There are numerous cloud types that are often indicative, and even predictive, of specific storm types. Choose a cloud type or a storm type and describe it. Be sure to explain how it forms the weather we expect to experience when it is present. If you wish, you can even choose cloudless conditions! As always, make sure that you chose a topic that hasn’t yet been posted.

Peer Post 1:

I chose to research cirrocumulus clouds as they remind me of the upcoming winter season in Michigan. Cirrocumulus clouds are small puffs that normally appear in long rows at around 18,000 feet. These clouds are often white but can sometimes show as gray. If there are a lot of these clouds in the sky, they can resemble the scales of a fish – this instance would be called a “mackerel sky” (Cirrocumulus clouds, n.d.).

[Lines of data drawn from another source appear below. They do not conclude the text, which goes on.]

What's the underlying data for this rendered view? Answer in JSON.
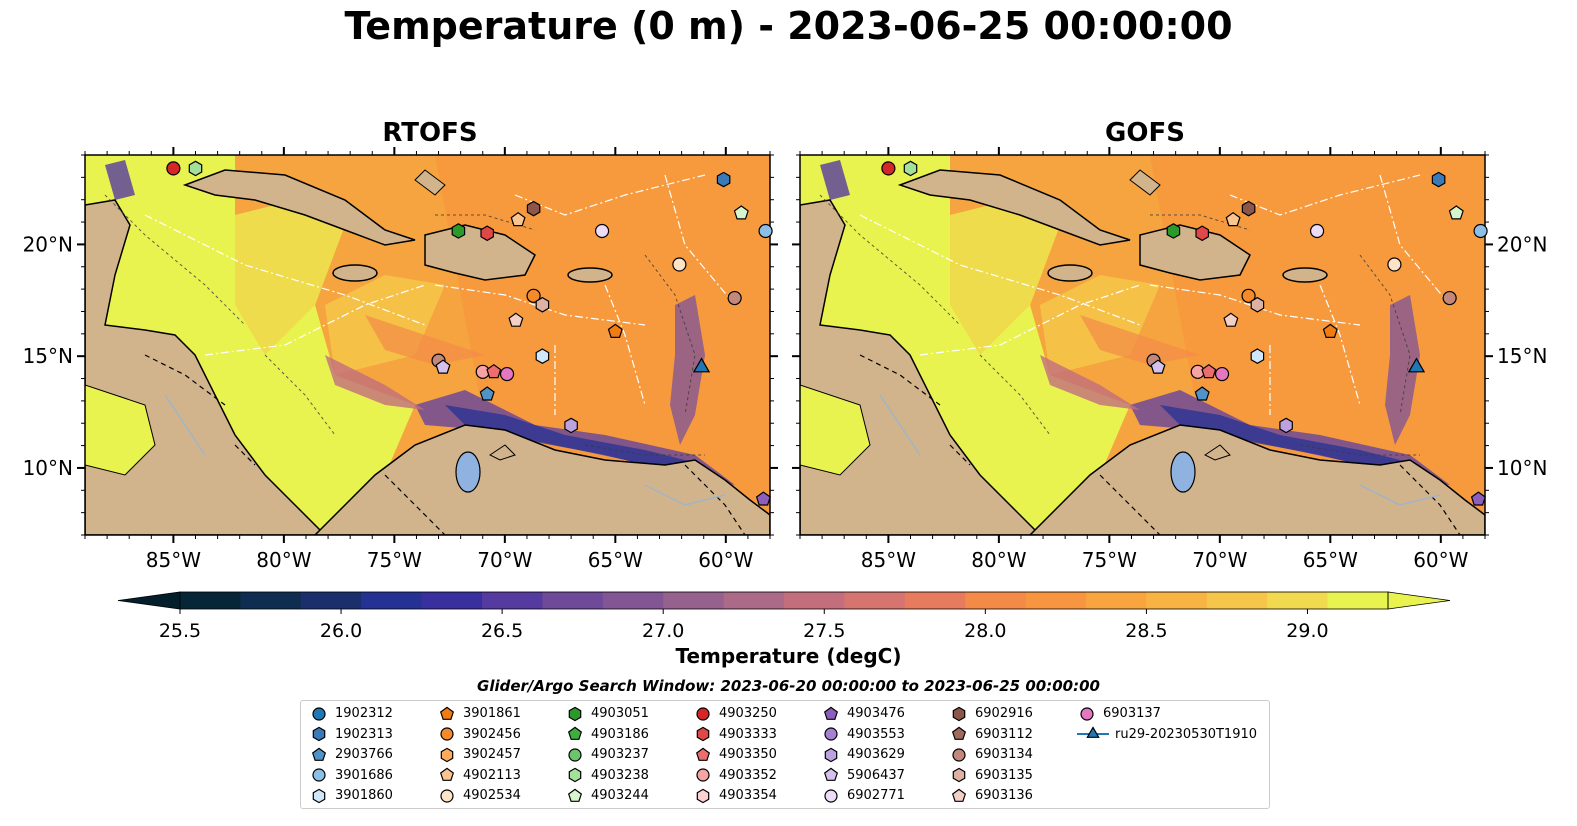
{
  "figure": {
    "title": "Temperature (0 m) - 2023-06-25 00:00:00"
  },
  "panels": [
    {
      "title": "RTOFS"
    },
    {
      "title": "GOFS"
    }
  ],
  "colorbar": {
    "label": "Temperature (degC)",
    "ticks": [
      "25.5",
      "26.0",
      "26.5",
      "27.0",
      "27.5",
      "28.0",
      "28.5",
      "29.0"
    ],
    "colors": [
      "#062637",
      "#0f2d50",
      "#1b2f6d",
      "#263293",
      "#3a2f9e",
      "#553aa0",
      "#6e4a98",
      "#825694",
      "#97618e",
      "#ab6a87",
      "#c26e7d",
      "#d6746f",
      "#e67c5d",
      "#f48a48",
      "#f79540",
      "#f8a43f",
      "#f7b443",
      "#f6c64a",
      "#f1da50",
      "#e9f34f"
    ]
  },
  "legend": {
    "title": "Glider/Argo Search Window: 2023-06-20 00:00:00 to 2023-06-25 00:00:00",
    "items": [
      {
        "label": "1902312",
        "marker": "circle",
        "color": "#1f77b4"
      },
      {
        "label": "1902313",
        "marker": "hexagon",
        "color": "#3a7ab8"
      },
      {
        "label": "2903766",
        "marker": "pentagon",
        "color": "#4f93c9"
      },
      {
        "label": "3901686",
        "marker": "circle",
        "color": "#8cbfe6"
      },
      {
        "label": "3901860",
        "marker": "hexagon",
        "color": "#cfe7fb"
      },
      {
        "label": "3901861",
        "marker": "pentagon",
        "color": "#f07c12"
      },
      {
        "label": "3902456",
        "marker": "circle",
        "color": "#f58a2a"
      },
      {
        "label": "3902457",
        "marker": "hexagon",
        "color": "#fbab5b"
      },
      {
        "label": "4902113",
        "marker": "pentagon",
        "color": "#fcc48f"
      },
      {
        "label": "4902534",
        "marker": "circle",
        "color": "#fde4c9"
      },
      {
        "label": "4903051",
        "marker": "hexagon",
        "color": "#2b9a2b"
      },
      {
        "label": "4903186",
        "marker": "pentagon",
        "color": "#3fae3f"
      },
      {
        "label": "4903237",
        "marker": "circle",
        "color": "#6cc56c"
      },
      {
        "label": "4903238",
        "marker": "hexagon",
        "color": "#a4e09a"
      },
      {
        "label": "4903244",
        "marker": "pentagon",
        "color": "#d6f5cc"
      },
      {
        "label": "4903250",
        "marker": "circle",
        "color": "#d62728"
      },
      {
        "label": "4903333",
        "marker": "hexagon",
        "color": "#e04848"
      },
      {
        "label": "4903350",
        "marker": "pentagon",
        "color": "#ec6d6d"
      },
      {
        "label": "4903352",
        "marker": "circle",
        "color": "#f6a3a3"
      },
      {
        "label": "4903354",
        "marker": "hexagon",
        "color": "#fcd2d0"
      },
      {
        "label": "4903476",
        "marker": "pentagon",
        "color": "#8c5fbd"
      },
      {
        "label": "4903553",
        "marker": "circle",
        "color": "#a582cf"
      },
      {
        "label": "4903629",
        "marker": "hexagon",
        "color": "#bca2de"
      },
      {
        "label": "5906437",
        "marker": "pentagon",
        "color": "#d4c2ec"
      },
      {
        "label": "6902771",
        "marker": "circle",
        "color": "#ecdcf7"
      },
      {
        "label": "6902916",
        "marker": "hexagon",
        "color": "#8c564b"
      },
      {
        "label": "6903112",
        "marker": "pentagon",
        "color": "#a06a5d"
      },
      {
        "label": "6903134",
        "marker": "circle",
        "color": "#c2887b"
      },
      {
        "label": "6903135",
        "marker": "hexagon",
        "color": "#ddb1a4"
      },
      {
        "label": "6903136",
        "marker": "pentagon",
        "color": "#f2d0c6"
      },
      {
        "label": "6903137",
        "marker": "circle",
        "color": "#e377c2"
      },
      {
        "label": "ru29-20230530T1910",
        "marker": "triangle",
        "color": "#1f77b4"
      }
    ]
  },
  "chart_data": {
    "type": "heatmap",
    "description_kind": "map",
    "variable": "Temperature (0 m)",
    "units": "degC",
    "lon_ticks": [
      "85°W",
      "80°W",
      "75°W",
      "70°W",
      "65°W",
      "60°W"
    ],
    "lon_values": [
      -85,
      -80,
      -75,
      -70,
      -65,
      -60
    ],
    "lat_ticks": [
      "10°N",
      "15°N",
      "20°N"
    ],
    "lat_values": [
      10,
      15,
      20
    ],
    "lon_range": [
      -89,
      -58
    ],
    "lat_range": [
      7,
      24
    ],
    "color_range": [
      25.5,
      29.25
    ],
    "panels": [
      "RTOFS",
      "GOFS"
    ],
    "floats": [
      {
        "id": "4903250",
        "lon": -85.0,
        "lat": 23.4
      },
      {
        "id": "4903238",
        "lon": -84.0,
        "lat": 23.4
      },
      {
        "id": "1902313",
        "lon": -60.1,
        "lat": 22.9
      },
      {
        "id": "4903244",
        "lon": -59.3,
        "lat": 21.4
      },
      {
        "id": "3901686",
        "lon": -58.2,
        "lat": 20.6
      },
      {
        "id": "6902916",
        "lon": -68.7,
        "lat": 21.6
      },
      {
        "id": "4902113",
        "lon": -69.4,
        "lat": 21.1
      },
      {
        "id": "4903051",
        "lon": -72.1,
        "lat": 20.6
      },
      {
        "id": "4903333",
        "lon": -70.8,
        "lat": 20.5
      },
      {
        "id": "6902771",
        "lon": -65.6,
        "lat": 20.6
      },
      {
        "id": "4902534",
        "lon": -62.1,
        "lat": 19.1
      },
      {
        "id": "6903134",
        "lon": -59.6,
        "lat": 17.6
      },
      {
        "id": "3902456",
        "lon": -68.7,
        "lat": 17.7
      },
      {
        "id": "6903135",
        "lon": -68.3,
        "lat": 17.3
      },
      {
        "id": "6903136",
        "lon": -69.5,
        "lat": 16.6
      },
      {
        "id": "3901861",
        "lon": -65.0,
        "lat": 16.1
      },
      {
        "id": "6903134",
        "lon": -73.0,
        "lat": 14.8
      },
      {
        "id": "5906437",
        "lon": -72.8,
        "lat": 14.5
      },
      {
        "id": "3901860",
        "lon": -68.3,
        "lat": 15.0
      },
      {
        "id": "4903352",
        "lon": -71.0,
        "lat": 14.3
      },
      {
        "id": "4903350",
        "lon": -70.5,
        "lat": 14.3
      },
      {
        "id": "6903137",
        "lon": -69.9,
        "lat": 14.2
      },
      {
        "id": "2903766",
        "lon": -70.8,
        "lat": 13.3
      },
      {
        "id": "4903629",
        "lon": -67.0,
        "lat": 11.9
      },
      {
        "id": "4903476",
        "lon": -58.3,
        "lat": 8.6
      },
      {
        "id": "ru29-20230530T1910",
        "lon": -61.1,
        "lat": 14.5
      }
    ]
  }
}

Cirrocumulus clouds are composed of extremely cold water dropets or even ice crystals. The appearance of this type of cloud is a good indicator that a warm front may be approaching and rain may be possible within 36 hours (Cirrocumulus, n.d.)

Reference:

Cirrocumulus clouds. (n.d.). Retrieved October 17, 2016, from https://scied.ucar.edu/imagecontent/cirrocumulus-clouds

Cirrocumulus. (n.d.). Retrieved October 17, 2016, from http://www.weatheronline.co.uk/reports/wxfacts/Cirrocumulus.htm

Peer Post 2:

I decided to research cumulonimbus clouds, because my dad and I used to sit in the garage when I was a kid, to watch the rainstorms, thunderstorms, and hailstorms. Cumulonimbus clouds are associated with heavy rainfall, thunder, lightning, hail and tornadoes (Lutgens, Tarbuck & Tasa, 2014). Cumulus clouds are described as having a cauliflower structure (Lutgens et al, 2014). Cumulonimbus clouds produce precipitation by updrafts, where ice crystals form in the clouds, and as they drop they collect more water and drop to Earth (Lutgens et al, 2014). If these drops are still frozen they are hail, but most of the time they evaporate enough that it is just rain.

Lutgens, F. K., Tarbuck, E. J., & Tasa, D. (2014). Foundations of Earth Science (7th ed.) Upper Saddle River, NJ.